People were rushing to buy auxiliary power supplies like generators and batteries, according to Kyrylo, an electronics vendor.

Speaking of the coming winter, he said: "I think that there will be nothing that we cannot survive."

"There will be some kind of heating in any case, and the fact that it will be 16 (degrees Celsius, or 61 Fahrenheit) instead of 20 doesn't matter much.
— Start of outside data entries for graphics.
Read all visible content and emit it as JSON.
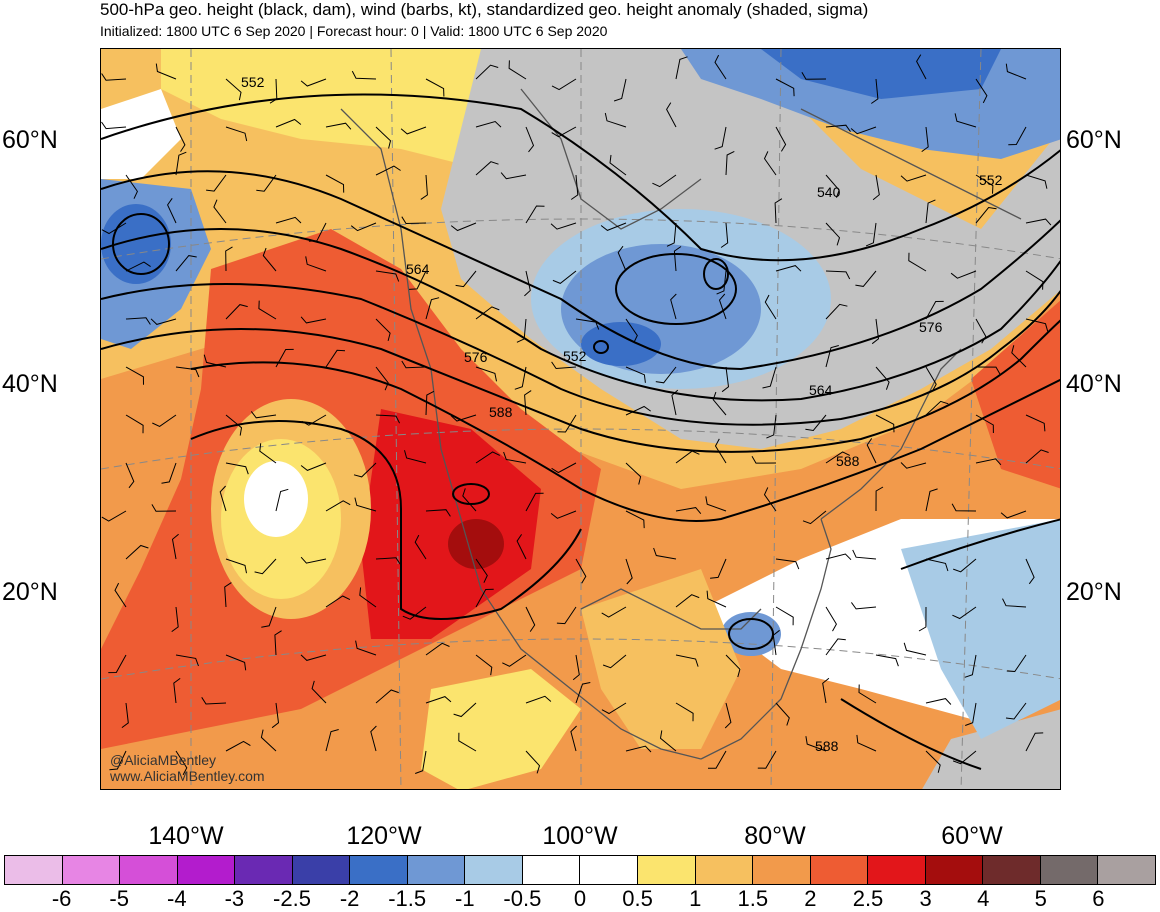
{
  "header": {
    "title": "500-hPa geo. height (black, dam), wind (barbs, kt), standardized geo. height anomaly (shaded, sigma)",
    "subtitle": "Initialized: 1800 UTC 6 Sep 2020 | Forecast hour: 0 | Valid: 1800 UTC 6 Sep 2020"
  },
  "map": {
    "lat_labels": [
      "60°N",
      "40°N",
      "20°N"
    ],
    "lon_labels": [
      "140°W",
      "120°W",
      "100°W",
      "80°W",
      "60°W"
    ],
    "contour_labels": [
      "552",
      "564",
      "576",
      "588",
      "552",
      "540",
      "552",
      "576",
      "564",
      "588",
      "588"
    ],
    "credit_handle": "@AliciaMBentley",
    "credit_url": "www.AliciaMBentley.com"
  },
  "colorbar": {
    "colors": [
      "#ebbde8",
      "#e785e4",
      "#d54fd8",
      "#b31ccd",
      "#6a29b3",
      "#3a3fa8",
      "#3a6fc6",
      "#6f98d4",
      "#a8cbe6",
      "#ffffff",
      "#ffffff",
      "#fbe46e",
      "#f6c05f",
      "#f29a4b",
      "#ee5c33",
      "#e2161a",
      "#a40d0d",
      "#6e2b2b",
      "#746a6a",
      "#a9a0a0"
    ],
    "ticks": [
      "-6",
      "-5",
      "-4",
      "-3",
      "-2.5",
      "-2",
      "-1.5",
      "-1",
      "-0.5",
      "0",
      "0.5",
      "1",
      "1.5",
      "2",
      "2.5",
      "3",
      "4",
      "5",
      "6"
    ]
  },
  "legend_colors": {
    "gray_land": "#c4c4c4",
    "light_blue": "#a8cbe6",
    "mid_blue": "#6f98d4",
    "dark_blue": "#3a6fc6",
    "yellow": "#fbe46e",
    "light_orange": "#f6c05f",
    "orange": "#f29a4b",
    "red_orange": "#ee5c33",
    "red": "#e2161a",
    "dark_red": "#a40d0d"
  }
}
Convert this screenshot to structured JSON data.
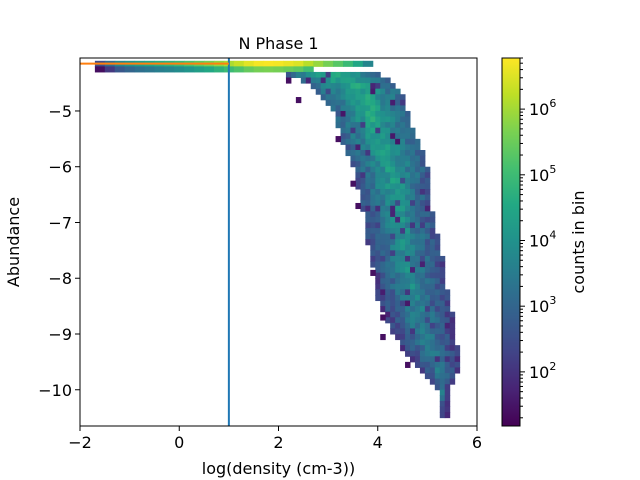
{
  "chart_data": {
    "type": "heatmap",
    "title": "N Phase 1",
    "xlabel": "log(density (cm-3))",
    "ylabel": "Abundance",
    "xlim": [
      -2,
      6
    ],
    "ylim": [
      -10.65,
      -4.05
    ],
    "x_ticks": [
      -2,
      0,
      2,
      4,
      6
    ],
    "y_ticks": [
      -5,
      -6,
      -7,
      -8,
      -9,
      -10
    ],
    "colorbar": {
      "label": "counts in bin",
      "scale": "log",
      "range": [
        15,
        6000000
      ],
      "tick_values": [
        100,
        1000,
        10000,
        100000,
        1000000
      ],
      "tick_labels": [
        "10",
        "10",
        "10",
        "10",
        "10"
      ],
      "tick_exponents": [
        "2",
        "3",
        "4",
        "5",
        "6"
      ],
      "colormap": "viridis"
    },
    "reference_lines": [
      {
        "orientation": "vertical",
        "value": 1.0,
        "color": "#1f77b4"
      },
      {
        "orientation": "horizontal",
        "value": -4.15,
        "x_range": [
          -2,
          1
        ],
        "color": "#ff7f0e"
      }
    ],
    "band_cells": [
      {
        "x": -1.6,
        "c": 300
      },
      {
        "x": -1.4,
        "c": 1500
      },
      {
        "x": -1.2,
        "c": 6000
      },
      {
        "x": -1.0,
        "c": 12000
      },
      {
        "x": -0.8,
        "c": 20000
      },
      {
        "x": -0.6,
        "c": 30000
      },
      {
        "x": -0.4,
        "c": 45000
      },
      {
        "x": -0.2,
        "c": 60000
      },
      {
        "x": 0.0,
        "c": 90000
      },
      {
        "x": 0.2,
        "c": 150000
      },
      {
        "x": 0.4,
        "c": 250000
      },
      {
        "x": 0.6,
        "c": 400000
      },
      {
        "x": 0.8,
        "c": 700000
      },
      {
        "x": 1.0,
        "c": 1200000
      },
      {
        "x": 1.2,
        "c": 2000000
      },
      {
        "x": 1.4,
        "c": 3500000
      },
      {
        "x": 1.6,
        "c": 5000000
      },
      {
        "x": 1.8,
        "c": 5500000
      },
      {
        "x": 2.0,
        "c": 5000000
      },
      {
        "x": 2.2,
        "c": 4000000
      },
      {
        "x": 2.4,
        "c": 3000000
      },
      {
        "x": 2.6,
        "c": 1500000
      },
      {
        "x": 2.8,
        "c": 800000
      },
      {
        "x": 3.0,
        "c": 400000
      },
      {
        "x": 3.2,
        "c": 200000
      },
      {
        "x": 3.4,
        "c": 90000
      },
      {
        "x": 3.6,
        "c": 30000
      },
      {
        "x": 3.8,
        "c": 5000
      }
    ],
    "tail_profile": [
      {
        "y": -4.3,
        "lo": 2.0,
        "hi": 3.95
      },
      {
        "y": -4.5,
        "lo": 2.6,
        "hi": 4.3
      },
      {
        "y": -4.7,
        "lo": 2.8,
        "hi": 4.5
      },
      {
        "y": -5.0,
        "lo": 3.1,
        "hi": 4.6
      },
      {
        "y": -5.3,
        "lo": 3.2,
        "hi": 4.7
      },
      {
        "y": -5.6,
        "lo": 3.3,
        "hi": 4.85
      },
      {
        "y": -6.0,
        "lo": 3.5,
        "hi": 5.0
      },
      {
        "y": -6.4,
        "lo": 3.6,
        "hi": 5.05
      },
      {
        "y": -6.8,
        "lo": 3.7,
        "hi": 5.1
      },
      {
        "y": -7.2,
        "lo": 3.75,
        "hi": 5.2
      },
      {
        "y": -7.6,
        "lo": 3.85,
        "hi": 5.3
      },
      {
        "y": -8.0,
        "lo": 3.95,
        "hi": 5.35
      },
      {
        "y": -8.4,
        "lo": 4.0,
        "hi": 5.45
      },
      {
        "y": -8.8,
        "lo": 4.2,
        "hi": 5.55
      },
      {
        "y": -9.2,
        "lo": 4.45,
        "hi": 5.6
      },
      {
        "y": -9.6,
        "lo": 4.8,
        "hi": 5.7
      },
      {
        "y": -10.0,
        "lo": 5.2,
        "hi": 5.4
      },
      {
        "y": -10.5,
        "lo": 5.3,
        "hi": 5.4
      }
    ]
  }
}
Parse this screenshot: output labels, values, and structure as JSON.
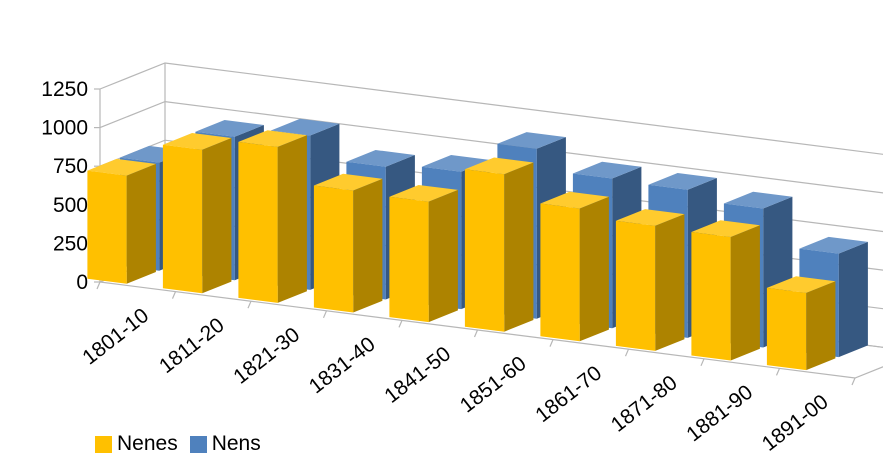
{
  "chart_data": {
    "type": "bar",
    "subtype": "3d-clustered-column",
    "title": "",
    "xlabel": "",
    "ylabel": "",
    "categories": [
      "1801-10",
      "1811-20",
      "1821-30",
      "1831-40",
      "1841-50",
      "1851-60",
      "1861-70",
      "1871-80",
      "1881-90",
      "1891-00"
    ],
    "series": [
      {
        "name": "Nenes",
        "color": "#FFC000",
        "values": [
          700,
          930,
          1010,
          790,
          780,
          1020,
          860,
          810,
          800,
          500
        ]
      },
      {
        "name": "Nens",
        "color": "#4F81BD",
        "values": [
          700,
          930,
          1000,
          860,
          890,
          1100,
          970,
          960,
          900,
          670
        ]
      }
    ],
    "y_ticks": [
      "0",
      "250",
      "500",
      "750",
      "1000",
      "1250"
    ],
    "ylim": [
      0,
      1250
    ],
    "grid": true,
    "legend_position": "bottom-left"
  }
}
Just put on a thermal and socks," he said.

The White House meanwhile said it had evidence of Iranians taking a direct role in the war, helping Russians direct their Iranian-made "kamikaze drones" -- which are destroyed in attacks on Ukrainian targets such as power stations.

"Tehran is now directly engaged on the ground, and through the provision of weapons that are impacting civilians and civilian infrastructure in Ukraine," said White House national security spokesman John Kirby.

He added that there was also concern Iran might supply surface-to-surface missiles to Russia for use in the war.

"The United States is going to pursue all means to expose, deter and confront Iran's provision of these munitions against the Ukrainian people," he added.

The European Union and United Kingdom announced sanctions on three Iranian generals and an arms firm accused of supplying Russia with drones.

However, bipartisan support for military aid to Ukraine is starting to wane in Washington, with Republicans signalling that funding could be cut after congressional midterm elections next month.

"They said that if they win they're not likely to fund, to continue to fund Ukraine," US President Joe Biden said while campaigning in Pennsylvania.

"They have no sense of American foreign policy."

Little changed along the long front lines, where Russia has been sending many of the 200,000 troops newly called up to the fight.

Russian President Vladimir Putin on Thursday visited a training centre for mobilised troops south-east of Moscow where he embraced soldiers and fired a gun.

Some fighters opened their rucksacks to show him what they had been equipped with, and he asked one about his family, who replied he had a five-year-old daughter.

Putin hugged him and wished him "good luck."

Meanwhile Russia continued to evacuate people from Kherson city as Ukrainian forces inched closer to the southern hub, in Moscow's hands since the earliest days of the invasion in February.

Moscow-installed authorities in Kherson said that around 15,000 people have been moved out.

Russia's Rossiya 24 TV showed images of people waiting to board ferries, unable to use bridges damaged by Ukraine.

Kirill Stremousov, a pro-Russian official, said on Telegram that the evacuations would give Russian forces more room to fight, and said they would not cede the city back to the Ukrainians.

"Remember, nobody is going to give up Kherson," he said.

But Ukrainians said the exit of civilians from the area was in fact forced deportations to Russia.

The US-based Institute for the Study of War, in its daily analysis, said that as Ukrainian forces continue to close in on Kherson city, Russian authorities "are likely setting information conditions to justify planned Russian retreats and significant territorial losses."